Source: CBRE Global Hotel Investor Intentions Survey 2024.
Hotel investors remain focused on gateway cities and resort markets in Asia-Pacific. In gateway cities, investors will target assets with operational flexibility to quickly adjust rates and capitalize on the upswing in tourism, especially in Korea, Japan, Thailand and Australia. Opportunistic investors are also interested in potential co-living conversions of hotels, particularly in Hong Kong SAR, Korea and Japan.
Investors targeting resorts will continue to focus on markets with prolonged periods of strong performance post-recovery and strong mainland Chinese tourist penetration, such as Thailand, Bali and Maldives.
Source: CBRE Global Hotel Investor Intentions Survey 2024.
Amid ongoing capital markets volatility, upper-upscale has emerged as the most appealing segment for Asia-Pacific hotel investors. This has been driven by growth in global wealth and a willingness by travelers to spend more on accommodation following the prolonged closure of borders.
As consumer demand has risen, so too has profitability, which has been highly attractive to investors. This trend should continue over the next 12 months as investors target upper-upscale/luxury assets with good cash flow.
Source: CBRE Global Hotel Investor Intentions Survey 2024.
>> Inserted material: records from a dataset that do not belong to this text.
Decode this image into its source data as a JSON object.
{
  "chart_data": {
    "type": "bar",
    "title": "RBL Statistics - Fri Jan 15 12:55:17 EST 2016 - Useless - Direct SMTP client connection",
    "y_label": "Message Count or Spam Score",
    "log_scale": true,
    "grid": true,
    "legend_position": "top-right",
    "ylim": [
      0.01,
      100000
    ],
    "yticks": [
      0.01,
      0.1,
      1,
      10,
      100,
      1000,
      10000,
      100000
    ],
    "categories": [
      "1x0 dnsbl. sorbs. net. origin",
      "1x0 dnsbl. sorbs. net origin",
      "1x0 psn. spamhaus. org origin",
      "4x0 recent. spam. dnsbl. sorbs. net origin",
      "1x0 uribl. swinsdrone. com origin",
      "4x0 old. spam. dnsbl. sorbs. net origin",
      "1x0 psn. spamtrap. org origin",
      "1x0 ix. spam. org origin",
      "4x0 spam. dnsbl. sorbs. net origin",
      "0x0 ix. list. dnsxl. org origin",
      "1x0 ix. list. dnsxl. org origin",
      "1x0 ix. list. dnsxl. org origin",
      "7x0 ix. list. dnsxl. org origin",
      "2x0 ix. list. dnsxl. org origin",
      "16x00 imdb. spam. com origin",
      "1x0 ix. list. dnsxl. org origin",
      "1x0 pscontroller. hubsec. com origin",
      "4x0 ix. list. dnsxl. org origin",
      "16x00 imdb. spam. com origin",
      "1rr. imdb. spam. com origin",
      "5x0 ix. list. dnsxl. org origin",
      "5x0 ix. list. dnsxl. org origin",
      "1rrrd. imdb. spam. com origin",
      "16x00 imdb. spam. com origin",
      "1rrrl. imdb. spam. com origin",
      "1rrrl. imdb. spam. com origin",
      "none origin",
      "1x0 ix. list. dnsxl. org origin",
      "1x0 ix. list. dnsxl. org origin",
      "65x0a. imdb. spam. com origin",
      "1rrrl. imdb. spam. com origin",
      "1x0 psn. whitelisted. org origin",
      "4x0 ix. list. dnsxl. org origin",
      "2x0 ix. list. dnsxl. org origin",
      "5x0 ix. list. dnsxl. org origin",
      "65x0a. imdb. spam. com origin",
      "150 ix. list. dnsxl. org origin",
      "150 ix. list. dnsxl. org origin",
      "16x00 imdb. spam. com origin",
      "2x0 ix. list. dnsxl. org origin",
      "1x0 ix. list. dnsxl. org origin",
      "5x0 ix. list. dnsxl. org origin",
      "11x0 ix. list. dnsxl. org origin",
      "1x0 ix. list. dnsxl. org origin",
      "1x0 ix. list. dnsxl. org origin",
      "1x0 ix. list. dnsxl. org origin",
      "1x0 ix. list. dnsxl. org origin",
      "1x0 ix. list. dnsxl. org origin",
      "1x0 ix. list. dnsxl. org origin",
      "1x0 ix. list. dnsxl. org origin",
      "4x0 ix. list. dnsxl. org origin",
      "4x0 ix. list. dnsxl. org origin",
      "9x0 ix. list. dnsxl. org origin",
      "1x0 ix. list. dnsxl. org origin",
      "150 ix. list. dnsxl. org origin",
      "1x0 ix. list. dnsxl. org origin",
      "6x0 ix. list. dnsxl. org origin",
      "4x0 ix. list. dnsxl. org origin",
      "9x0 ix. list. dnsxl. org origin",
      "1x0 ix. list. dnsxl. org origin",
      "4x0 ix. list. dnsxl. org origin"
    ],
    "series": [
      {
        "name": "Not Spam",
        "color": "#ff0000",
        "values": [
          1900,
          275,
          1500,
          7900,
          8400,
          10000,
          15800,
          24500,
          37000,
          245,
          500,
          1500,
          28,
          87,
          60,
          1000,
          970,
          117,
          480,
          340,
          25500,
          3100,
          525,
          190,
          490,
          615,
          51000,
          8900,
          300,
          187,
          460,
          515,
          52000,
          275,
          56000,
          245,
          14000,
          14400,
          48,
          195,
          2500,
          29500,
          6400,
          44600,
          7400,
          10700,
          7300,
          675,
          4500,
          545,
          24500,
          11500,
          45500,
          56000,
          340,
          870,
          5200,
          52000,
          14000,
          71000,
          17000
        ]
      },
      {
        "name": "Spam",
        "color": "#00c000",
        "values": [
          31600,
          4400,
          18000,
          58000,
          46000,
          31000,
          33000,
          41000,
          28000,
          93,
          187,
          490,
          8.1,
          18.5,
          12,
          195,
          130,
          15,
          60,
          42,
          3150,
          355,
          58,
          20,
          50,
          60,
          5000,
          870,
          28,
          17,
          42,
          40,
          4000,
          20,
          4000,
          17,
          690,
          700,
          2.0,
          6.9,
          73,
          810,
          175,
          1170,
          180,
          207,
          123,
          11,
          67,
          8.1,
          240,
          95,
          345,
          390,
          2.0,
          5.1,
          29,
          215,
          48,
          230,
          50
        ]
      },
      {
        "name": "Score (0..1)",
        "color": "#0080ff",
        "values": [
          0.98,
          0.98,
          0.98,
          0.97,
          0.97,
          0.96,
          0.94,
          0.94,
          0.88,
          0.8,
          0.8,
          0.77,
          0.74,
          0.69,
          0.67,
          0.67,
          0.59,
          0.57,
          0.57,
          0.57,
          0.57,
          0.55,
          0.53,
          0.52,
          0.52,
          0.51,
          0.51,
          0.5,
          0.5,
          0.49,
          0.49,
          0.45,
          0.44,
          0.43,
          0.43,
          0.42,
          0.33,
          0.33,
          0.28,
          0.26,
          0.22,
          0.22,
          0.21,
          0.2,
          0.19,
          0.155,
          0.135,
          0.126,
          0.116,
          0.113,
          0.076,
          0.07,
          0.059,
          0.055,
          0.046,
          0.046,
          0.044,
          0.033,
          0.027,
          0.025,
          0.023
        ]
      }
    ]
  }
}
While more international hotel brands are entering the Asia-Pacific market, investors indicate a preference for vacant-possession hotels. Although yields for such assets are typically lower, investors indicated they are most attractive due to flexibility of operator selection and potential refurbishment.
Investors cited stable income performance and low exit risks as the primary reasons for acquiring hotels with global brand management agreements. As institutional investors consider increasing their footprint within the hotel sector, the typically long term of global hotel brand agreements is very attractive.
Source: CBRE Global Hotel Investor Intentions Survey 2024.
Among service categories, full-service remains the top choice for Asia-Pacific investors this year, followed by hotel-branded residential development. Investors in markets with strong residential demand like Japan, Australia and Korea will attract hotel-branded residences alongside the growing co-living industry.
Source: CBRE Global Hotel Investor Intentions Survey 2024.
Surveyed investors expect that hotels will have the least repricing pressure of any commercial real estate sector in Asia-Pacific this year.
A rise in international arrivals from key markets hiked Asia-Pacific hotel room rates in 2023, ensuring continued optimism by hotel operators this year, particularly in Japan, Singapore and Korea.
Demand-based pricing has allowed operators to use average daily rates to offset inflationary pressure across the region. Changing rates allows hotel owners to swiftly counteract rising operating costs and mitigate the impact of inflation compared with other sectors, resulting in limited repricing pressure.
Asia-Pacific hotel assets are expected to reprice more modestly than in other regions as more international arrivals and hotel revenue growth offset some of the anticipated headwinds over the next six to 12 months.